As is often the case with original research, we confirmed an insight we already had, and we also found a new one.
We confirmed that studying incidents as a series yields understandings that are not apparent in single events. We also found that in order to study a series effectively you must have good incident reports. Understanding the first point leads to the importance of the second one.
1) Learning effectively from incidents requires looking at a series, at least thirty. The initial SIF study, (led by the author for BST and ORCHSE) reviewed 300 incidents. Each incident was analyzed independently and then overarching findings were extracted from the series.
Some things can be learned from individual events, but the range is very limited and the learning stops there. “Corrective action” after an event seems like the right thing to do, especially when it is a serious event. But “instruct employee on proper procedure” is not really corrective action. The real question, why is an employee not following the procedure, isn’t answered. And it is difficult to answer in a single case. Getting beyond the over-simple “behavior”, which is often incorrect, requires finding patterns in a series of events. This can be done if you know how to look.
2) In order to be useful, incident reports must explain what actually happened that resulted in the injury.
Working across organizations and studying many incident reports showed us that their data was often unusable. It was often necessary to interview employees in order to understand what had actually happened. Usually this was due to the way the incident report was written.
An incident report should say what happened, in straightforward clear language, so that the organization can learn from the event. It doesn’t have to be long and complex, but it should convey the real story. Political and legal considerations should not dominate the report because they distort critically important information.

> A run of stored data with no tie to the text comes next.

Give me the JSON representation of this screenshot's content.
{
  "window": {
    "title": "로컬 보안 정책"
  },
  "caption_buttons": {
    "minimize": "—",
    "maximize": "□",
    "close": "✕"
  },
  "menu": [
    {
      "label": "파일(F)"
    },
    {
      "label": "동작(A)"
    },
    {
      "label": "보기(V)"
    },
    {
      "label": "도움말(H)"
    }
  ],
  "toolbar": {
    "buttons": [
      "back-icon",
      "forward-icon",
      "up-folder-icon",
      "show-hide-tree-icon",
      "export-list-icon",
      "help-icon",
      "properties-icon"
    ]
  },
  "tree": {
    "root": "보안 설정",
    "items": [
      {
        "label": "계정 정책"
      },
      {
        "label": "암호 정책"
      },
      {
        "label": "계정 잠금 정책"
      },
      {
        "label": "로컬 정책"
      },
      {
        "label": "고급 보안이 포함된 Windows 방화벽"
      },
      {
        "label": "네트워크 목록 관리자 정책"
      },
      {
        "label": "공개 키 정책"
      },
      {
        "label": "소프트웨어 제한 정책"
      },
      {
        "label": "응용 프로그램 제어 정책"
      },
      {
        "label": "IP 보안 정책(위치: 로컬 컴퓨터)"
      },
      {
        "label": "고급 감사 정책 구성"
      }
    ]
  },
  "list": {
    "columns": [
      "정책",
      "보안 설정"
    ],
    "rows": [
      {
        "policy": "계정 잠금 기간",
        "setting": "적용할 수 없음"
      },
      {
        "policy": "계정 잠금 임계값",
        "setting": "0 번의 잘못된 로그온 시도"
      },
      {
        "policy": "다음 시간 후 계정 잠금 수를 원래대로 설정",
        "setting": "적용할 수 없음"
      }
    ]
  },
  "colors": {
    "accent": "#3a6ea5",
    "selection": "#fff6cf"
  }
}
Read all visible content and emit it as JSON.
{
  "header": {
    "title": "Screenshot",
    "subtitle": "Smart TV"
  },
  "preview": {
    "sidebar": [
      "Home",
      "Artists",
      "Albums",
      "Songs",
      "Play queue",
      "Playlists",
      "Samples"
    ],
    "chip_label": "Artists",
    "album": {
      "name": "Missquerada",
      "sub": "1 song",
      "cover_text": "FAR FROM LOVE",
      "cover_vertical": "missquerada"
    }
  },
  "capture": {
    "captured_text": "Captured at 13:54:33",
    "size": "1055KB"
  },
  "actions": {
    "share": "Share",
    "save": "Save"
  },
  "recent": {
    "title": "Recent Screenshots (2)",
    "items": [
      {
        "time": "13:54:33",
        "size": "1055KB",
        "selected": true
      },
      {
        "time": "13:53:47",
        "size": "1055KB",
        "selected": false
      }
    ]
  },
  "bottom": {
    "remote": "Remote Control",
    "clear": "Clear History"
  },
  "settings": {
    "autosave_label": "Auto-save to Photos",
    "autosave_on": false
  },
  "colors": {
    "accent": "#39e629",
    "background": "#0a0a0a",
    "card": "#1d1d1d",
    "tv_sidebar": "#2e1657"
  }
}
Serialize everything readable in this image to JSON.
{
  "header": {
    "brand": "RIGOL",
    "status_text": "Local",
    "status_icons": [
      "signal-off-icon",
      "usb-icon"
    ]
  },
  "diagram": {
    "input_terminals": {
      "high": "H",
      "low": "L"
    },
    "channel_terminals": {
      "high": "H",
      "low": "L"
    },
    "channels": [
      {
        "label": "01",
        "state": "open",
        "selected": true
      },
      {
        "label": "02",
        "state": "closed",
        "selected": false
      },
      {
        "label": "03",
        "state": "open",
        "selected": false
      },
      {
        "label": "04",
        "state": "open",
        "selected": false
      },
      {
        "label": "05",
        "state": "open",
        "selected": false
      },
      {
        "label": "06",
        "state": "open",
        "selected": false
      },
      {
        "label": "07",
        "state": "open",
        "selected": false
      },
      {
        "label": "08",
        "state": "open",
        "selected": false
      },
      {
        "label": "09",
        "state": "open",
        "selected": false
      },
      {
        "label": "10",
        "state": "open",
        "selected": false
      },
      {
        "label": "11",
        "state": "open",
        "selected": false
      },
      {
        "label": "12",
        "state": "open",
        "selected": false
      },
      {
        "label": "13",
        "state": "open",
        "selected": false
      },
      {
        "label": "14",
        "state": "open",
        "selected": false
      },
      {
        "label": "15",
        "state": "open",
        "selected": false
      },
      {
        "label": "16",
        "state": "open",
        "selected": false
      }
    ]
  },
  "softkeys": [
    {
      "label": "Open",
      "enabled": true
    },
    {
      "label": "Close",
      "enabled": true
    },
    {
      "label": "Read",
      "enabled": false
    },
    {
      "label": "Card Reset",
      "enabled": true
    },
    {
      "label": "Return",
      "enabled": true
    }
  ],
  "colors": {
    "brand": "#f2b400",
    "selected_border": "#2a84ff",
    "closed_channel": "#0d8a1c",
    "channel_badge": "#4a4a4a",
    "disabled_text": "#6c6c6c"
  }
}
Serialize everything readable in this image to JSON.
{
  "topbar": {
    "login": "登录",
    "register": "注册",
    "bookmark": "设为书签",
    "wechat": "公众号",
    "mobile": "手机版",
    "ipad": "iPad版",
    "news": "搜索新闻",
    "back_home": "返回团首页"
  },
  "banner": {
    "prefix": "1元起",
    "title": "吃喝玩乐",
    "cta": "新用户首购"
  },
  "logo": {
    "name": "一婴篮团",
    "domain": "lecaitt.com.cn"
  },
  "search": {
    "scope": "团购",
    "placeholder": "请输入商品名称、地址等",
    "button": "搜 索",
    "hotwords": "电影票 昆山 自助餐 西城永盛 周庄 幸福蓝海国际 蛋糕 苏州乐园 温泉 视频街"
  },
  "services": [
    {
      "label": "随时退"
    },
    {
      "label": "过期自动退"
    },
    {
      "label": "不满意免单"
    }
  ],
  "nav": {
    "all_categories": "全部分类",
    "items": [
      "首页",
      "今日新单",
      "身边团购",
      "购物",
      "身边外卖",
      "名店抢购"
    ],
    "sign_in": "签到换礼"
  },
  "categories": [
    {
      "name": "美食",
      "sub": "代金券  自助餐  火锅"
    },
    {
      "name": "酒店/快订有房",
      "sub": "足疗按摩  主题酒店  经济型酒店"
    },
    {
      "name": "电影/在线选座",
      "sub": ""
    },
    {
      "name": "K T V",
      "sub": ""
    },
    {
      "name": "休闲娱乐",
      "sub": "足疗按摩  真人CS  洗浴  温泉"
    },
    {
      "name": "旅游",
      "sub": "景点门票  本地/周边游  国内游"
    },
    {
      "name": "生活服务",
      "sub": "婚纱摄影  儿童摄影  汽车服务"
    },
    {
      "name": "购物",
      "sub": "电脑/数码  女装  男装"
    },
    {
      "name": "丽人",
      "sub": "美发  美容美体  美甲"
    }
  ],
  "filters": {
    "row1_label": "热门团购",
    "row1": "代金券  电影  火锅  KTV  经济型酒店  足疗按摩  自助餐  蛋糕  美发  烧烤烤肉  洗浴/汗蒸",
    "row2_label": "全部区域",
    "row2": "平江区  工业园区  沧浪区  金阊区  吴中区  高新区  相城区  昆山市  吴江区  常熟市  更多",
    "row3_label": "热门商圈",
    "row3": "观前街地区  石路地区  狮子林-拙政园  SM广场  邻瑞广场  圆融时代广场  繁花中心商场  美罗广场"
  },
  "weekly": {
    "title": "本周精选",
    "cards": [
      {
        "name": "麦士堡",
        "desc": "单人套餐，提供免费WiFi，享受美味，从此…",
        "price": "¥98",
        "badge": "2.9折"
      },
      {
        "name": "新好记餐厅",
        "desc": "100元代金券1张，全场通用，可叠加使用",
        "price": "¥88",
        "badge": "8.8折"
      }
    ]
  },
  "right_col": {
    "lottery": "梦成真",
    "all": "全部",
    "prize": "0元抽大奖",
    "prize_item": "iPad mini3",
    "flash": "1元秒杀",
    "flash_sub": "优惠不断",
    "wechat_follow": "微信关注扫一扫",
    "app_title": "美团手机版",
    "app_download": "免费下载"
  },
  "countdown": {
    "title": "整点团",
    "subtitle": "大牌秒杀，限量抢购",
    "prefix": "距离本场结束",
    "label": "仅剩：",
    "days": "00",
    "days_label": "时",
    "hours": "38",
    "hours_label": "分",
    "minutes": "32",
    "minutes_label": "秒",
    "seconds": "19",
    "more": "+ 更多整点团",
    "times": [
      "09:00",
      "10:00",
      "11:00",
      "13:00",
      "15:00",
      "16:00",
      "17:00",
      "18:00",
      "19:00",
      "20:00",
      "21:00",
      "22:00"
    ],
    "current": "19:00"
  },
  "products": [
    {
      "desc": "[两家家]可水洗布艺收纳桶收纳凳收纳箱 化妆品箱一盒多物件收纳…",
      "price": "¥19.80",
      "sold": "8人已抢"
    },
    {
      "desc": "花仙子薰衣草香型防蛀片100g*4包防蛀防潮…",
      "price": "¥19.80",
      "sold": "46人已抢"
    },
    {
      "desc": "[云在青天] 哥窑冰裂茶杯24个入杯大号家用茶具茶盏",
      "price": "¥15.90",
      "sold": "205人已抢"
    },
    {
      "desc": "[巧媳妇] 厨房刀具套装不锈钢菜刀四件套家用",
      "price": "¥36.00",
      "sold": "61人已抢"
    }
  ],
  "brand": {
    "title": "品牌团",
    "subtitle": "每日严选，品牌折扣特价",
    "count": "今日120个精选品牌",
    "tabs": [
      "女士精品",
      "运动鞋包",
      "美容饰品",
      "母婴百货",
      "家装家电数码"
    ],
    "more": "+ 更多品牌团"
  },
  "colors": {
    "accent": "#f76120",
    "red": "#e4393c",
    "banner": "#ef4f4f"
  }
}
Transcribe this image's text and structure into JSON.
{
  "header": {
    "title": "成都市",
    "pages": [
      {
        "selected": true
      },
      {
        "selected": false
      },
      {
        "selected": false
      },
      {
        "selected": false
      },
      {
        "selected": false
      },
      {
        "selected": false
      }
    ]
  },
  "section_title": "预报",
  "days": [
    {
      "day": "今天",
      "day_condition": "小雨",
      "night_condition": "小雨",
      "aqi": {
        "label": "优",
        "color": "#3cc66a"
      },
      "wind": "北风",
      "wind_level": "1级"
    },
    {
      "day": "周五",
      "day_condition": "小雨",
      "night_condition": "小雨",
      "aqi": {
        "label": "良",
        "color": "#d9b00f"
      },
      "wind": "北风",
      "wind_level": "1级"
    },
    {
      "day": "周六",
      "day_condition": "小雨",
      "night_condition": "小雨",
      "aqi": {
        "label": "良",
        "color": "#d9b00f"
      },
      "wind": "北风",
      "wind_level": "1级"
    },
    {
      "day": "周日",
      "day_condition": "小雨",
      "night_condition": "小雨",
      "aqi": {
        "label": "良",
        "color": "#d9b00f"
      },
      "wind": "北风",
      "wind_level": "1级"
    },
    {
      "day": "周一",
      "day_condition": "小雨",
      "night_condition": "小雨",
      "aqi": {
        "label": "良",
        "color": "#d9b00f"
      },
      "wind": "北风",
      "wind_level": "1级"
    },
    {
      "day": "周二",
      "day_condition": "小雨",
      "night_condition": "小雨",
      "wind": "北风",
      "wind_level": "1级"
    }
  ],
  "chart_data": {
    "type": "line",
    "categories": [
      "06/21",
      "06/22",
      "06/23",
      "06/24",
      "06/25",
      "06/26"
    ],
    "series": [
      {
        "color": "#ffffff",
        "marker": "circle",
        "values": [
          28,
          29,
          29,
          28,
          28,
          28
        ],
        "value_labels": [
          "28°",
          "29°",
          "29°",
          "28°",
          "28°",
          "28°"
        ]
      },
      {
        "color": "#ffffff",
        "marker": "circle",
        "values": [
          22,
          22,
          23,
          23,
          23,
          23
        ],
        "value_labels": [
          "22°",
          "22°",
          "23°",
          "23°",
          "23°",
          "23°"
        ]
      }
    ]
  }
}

For a variety of reasons root cause analysis of single events, doesn’t usually get to actionable data. If an employee falls and is killed, and the investigation finds that he wasn’t using fall protection, the root cause hasn’t been found. Was the fall protection system adequate, did employees generally use it, was the working environment supportive, was leadership influence sufficient, did the organization have a value for safety? It isn’t possible to find actionable answers to these questions from a single incident. But a good set of incident reports analyzed as a series can yield very useful information. Were there precursors that could have been identified prior to the incident? What kinds of decisions were made that set the stage for the incident? Were they influenced by cognitive biases and if so what kind?